Are We Looking at This Whole Thing Backward?

So much excellent football coverage exists on the web these days that the remaining inefficiencies are small. The emphasis on how a running back generates his yardage is one of the biggest, and it may be mostly in the wrong direction. Although pre-contact yardage is usually attributed almost entirely to offensive line play, three of the highest profile Vision Yard stars – Charles, McCoy, and Forte – finished 1-2-3 in both PPR and standard formats.
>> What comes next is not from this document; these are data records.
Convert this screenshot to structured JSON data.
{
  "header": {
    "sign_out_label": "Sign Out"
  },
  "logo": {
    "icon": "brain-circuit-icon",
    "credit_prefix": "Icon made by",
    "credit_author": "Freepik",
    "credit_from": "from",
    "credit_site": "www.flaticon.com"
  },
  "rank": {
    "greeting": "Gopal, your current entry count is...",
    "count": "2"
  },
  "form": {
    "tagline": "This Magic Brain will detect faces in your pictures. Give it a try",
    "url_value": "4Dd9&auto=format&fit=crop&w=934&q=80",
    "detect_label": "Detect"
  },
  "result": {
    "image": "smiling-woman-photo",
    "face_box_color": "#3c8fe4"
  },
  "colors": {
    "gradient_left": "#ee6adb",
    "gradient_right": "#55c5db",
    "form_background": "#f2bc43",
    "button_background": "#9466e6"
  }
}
While fantasy projection models should still be heavily predicated on overall touches and goal line opportunities – two areas that still favor prototypical, post-contact bellcow backs – the recent trends suggest NFL teams are subtly moving in favor of make-you-miss backs or at the very least that some of the leading coaching minds are finding ways to deploy their laterally explosive runners even more effectively.

The larger football community may be missing this trend. Eddie Lacy was voted Offensive Rookie of the Year after a season that was solid but unspectacular. That would be fine if not for Keenan Allen’s ridiculous campaign. Marshawn Lynch is frequently referred to as the heart and soul of the Seahawks even though any reasoned analysis of the Super Bowl champions wouldn’t put him among their 10 most important players.

The fantasy community tends to be more forward thinking, but as recently as a year ago the value of pre-contact yardage wasn’t widely recognized. While I argued that Adrian Peterson shouldn’t be drafted in the Top 5 picks and wrote about Vision Yards at length in the PFF Draft Guide, he was the unanimous No. 1 in all formats, including PPR. Purple Jesus had a very normal Purple Jesus season – his per play efficiency tracked very closely with the trends he established between 2008 and 2011 – but he slipped behind the more well-rounded backs.

While you won't receive the same discount on Charles, McCoy, and Forte that you did a year ago, the types of seasons turned in by the elite pre-contact backs are more easily repeated than those of their tackle-breaking brethren. As a result, Vision Yards should be a key component in your 2014 player projections.